The photographer Giasco Bertoli began photographing tennis courts in the late 1990s in Switzerland, but he doesn’t remember exactly why. The fact is that this past summer he already published the fourth volume ofand the series Tennis Courts (Nieves publisher) and next year the fifth will arrive. More than 200 images of empty tracks portrayed all over the planet. But without knowing for sure the reason for it. “Yes, I like tennis, I play tennis, but I don’t know if that’s enough to have spent 30 years taking pictures of courts all over the world. I don’t think there is any photographer who has spent so long with a series of images, not even Sally Mann with those photos of her family. The children have grown up, ”says the Swiss by telephone while he walks through Paris, the city where he lives.

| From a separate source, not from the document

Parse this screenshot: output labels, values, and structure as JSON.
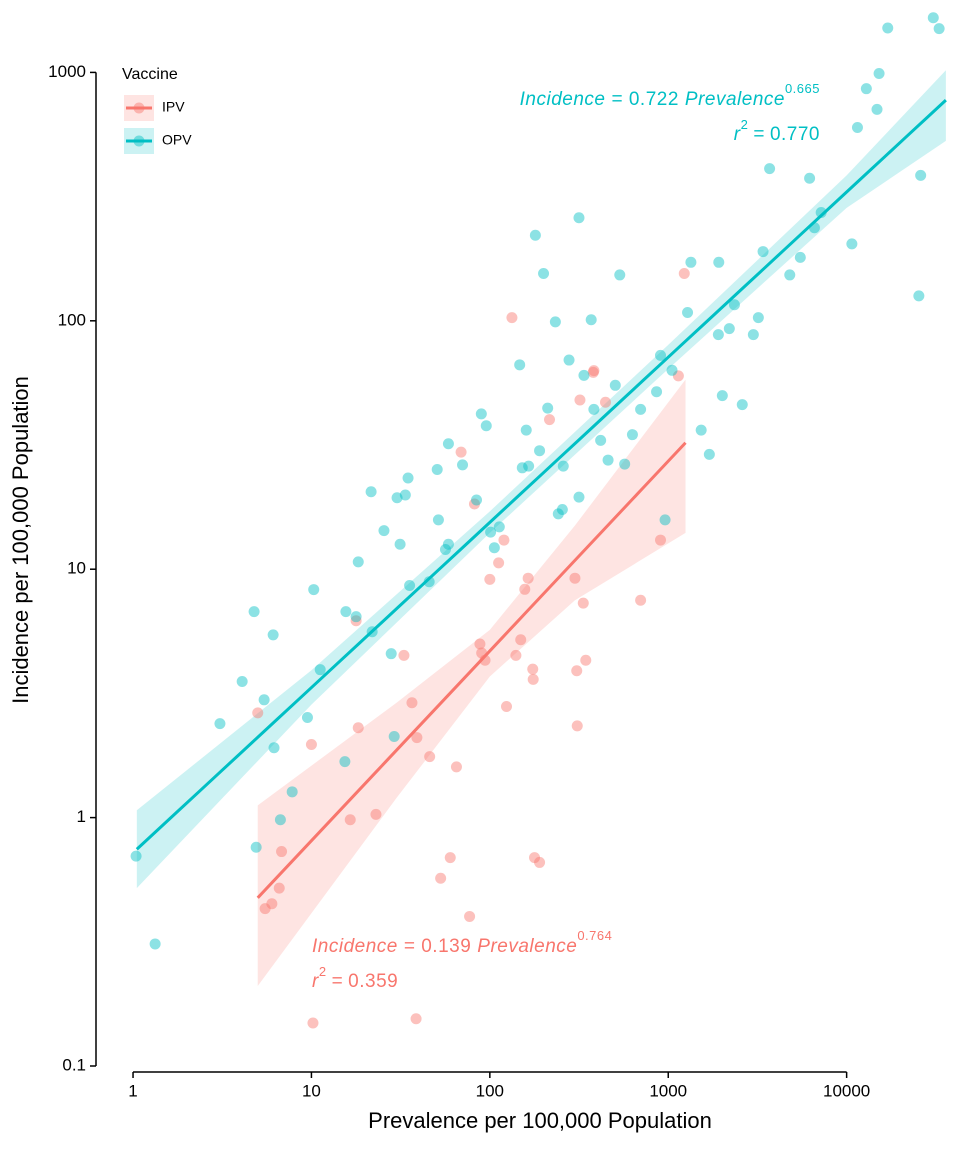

Bertoli’s snapshots affect the melancholy caused by empty or decrepit sports venues. The photographer tries to take them in different seasons of the year and at different times of the day. The idea, he says, is to create a kind of mental state by viewing them in sequence. That is why he never locates the photo captions, there is no tourist interest in his proposal. “I am more interested in everything that surrounds the court than herself. Sometimes, it’s just a minor in the picture,” she asserts. “There is a certain sadness in these photos. There are no people, because tennis, when played, is like a huge, vivid theater. And I look for something else. Plus the feeling that emanates from that pool at the beginning of sunset boulevard than going to Roland Garros surrounded by VIP areas and sponsors”.